Well, here we are at the end of another semester. I just finished teaching my last class in our new, three-credit-hour, basic Business Associations offering. (Next semester, I take my first shot at teaching a two-credit-hour advanced version of Business Associations. More to come on that at a later date.) The basic Business Associations course is intended to be an introduction to the doctrine and norms of business associations law–it is broad-based and designed to provide a foundation for practice (of whatever kind). I hope I didn't make hash out of everything in cutting back the material covered from the predecessor four-credit-hour version of Business Associations . . . .
I find teaching fiduciary duty in the corporations part of the basic Business Associations course more than a bit humbling.
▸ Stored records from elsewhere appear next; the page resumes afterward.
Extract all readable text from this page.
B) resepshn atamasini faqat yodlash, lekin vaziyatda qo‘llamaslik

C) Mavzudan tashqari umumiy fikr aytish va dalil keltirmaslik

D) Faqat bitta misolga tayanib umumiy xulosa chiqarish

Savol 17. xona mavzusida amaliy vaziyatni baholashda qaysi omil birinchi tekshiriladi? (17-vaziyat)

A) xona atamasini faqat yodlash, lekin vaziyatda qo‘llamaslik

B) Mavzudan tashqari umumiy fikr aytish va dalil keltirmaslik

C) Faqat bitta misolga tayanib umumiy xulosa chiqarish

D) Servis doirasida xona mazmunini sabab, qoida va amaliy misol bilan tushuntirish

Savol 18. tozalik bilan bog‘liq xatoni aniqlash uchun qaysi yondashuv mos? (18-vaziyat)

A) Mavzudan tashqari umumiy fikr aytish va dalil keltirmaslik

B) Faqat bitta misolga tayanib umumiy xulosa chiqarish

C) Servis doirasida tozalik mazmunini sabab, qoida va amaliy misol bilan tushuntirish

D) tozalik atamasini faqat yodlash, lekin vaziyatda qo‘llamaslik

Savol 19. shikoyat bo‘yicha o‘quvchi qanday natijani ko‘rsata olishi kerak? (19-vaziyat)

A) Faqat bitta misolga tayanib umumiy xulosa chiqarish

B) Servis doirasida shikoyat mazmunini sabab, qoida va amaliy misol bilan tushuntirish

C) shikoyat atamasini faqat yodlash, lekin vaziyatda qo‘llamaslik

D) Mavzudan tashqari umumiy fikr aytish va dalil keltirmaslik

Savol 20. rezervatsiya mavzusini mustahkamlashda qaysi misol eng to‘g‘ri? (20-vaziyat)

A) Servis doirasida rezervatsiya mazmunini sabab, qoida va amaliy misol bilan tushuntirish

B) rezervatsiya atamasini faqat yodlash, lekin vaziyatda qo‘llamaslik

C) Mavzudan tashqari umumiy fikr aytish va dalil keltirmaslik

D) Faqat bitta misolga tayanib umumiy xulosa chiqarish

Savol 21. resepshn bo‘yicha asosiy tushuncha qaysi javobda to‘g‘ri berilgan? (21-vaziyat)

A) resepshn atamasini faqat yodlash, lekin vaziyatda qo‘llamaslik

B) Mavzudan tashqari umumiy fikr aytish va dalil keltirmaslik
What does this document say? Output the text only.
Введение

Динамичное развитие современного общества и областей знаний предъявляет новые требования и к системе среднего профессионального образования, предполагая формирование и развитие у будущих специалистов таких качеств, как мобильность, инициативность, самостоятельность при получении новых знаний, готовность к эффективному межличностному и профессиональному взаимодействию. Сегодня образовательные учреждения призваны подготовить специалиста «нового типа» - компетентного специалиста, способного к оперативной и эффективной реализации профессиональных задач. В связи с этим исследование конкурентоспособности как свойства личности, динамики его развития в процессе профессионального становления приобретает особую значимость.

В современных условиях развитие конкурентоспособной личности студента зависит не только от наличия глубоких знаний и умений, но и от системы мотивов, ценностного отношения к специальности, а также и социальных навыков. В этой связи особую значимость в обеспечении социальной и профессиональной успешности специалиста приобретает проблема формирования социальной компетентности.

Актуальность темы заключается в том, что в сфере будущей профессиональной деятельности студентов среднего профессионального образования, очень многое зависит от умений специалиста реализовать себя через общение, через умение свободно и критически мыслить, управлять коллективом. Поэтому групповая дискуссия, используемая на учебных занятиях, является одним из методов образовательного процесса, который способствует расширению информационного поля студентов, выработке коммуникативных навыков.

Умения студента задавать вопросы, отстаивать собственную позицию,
There is a lot there to offer, and one can only cover so much (whether in a three-credit-hour or four-credit-hour course format). Every year, I steel myself for the inevitable questions–in class, on the class website (TWEN), and in the post-term review session (scheduled for today at 5 PM)–about the law of fiduciary duty as it applies to directors. This past weekend, I received a question in that category on the course website. In pertinent part, it read as follows (as edited for fluency in some places):
I am having problems with understanding the duty of loyalty for directors.
First, . . . I don't think I know which transactions are breaches of loyalty. Do they include interested director transactions, competition, officer's compensation, and not acting in good faith? Second, do care, good faith, and loyalty all require that the directors be grossly negligent? I think I am just confused on the standard to determine whether a director has breached the duty of loyalty and/or care.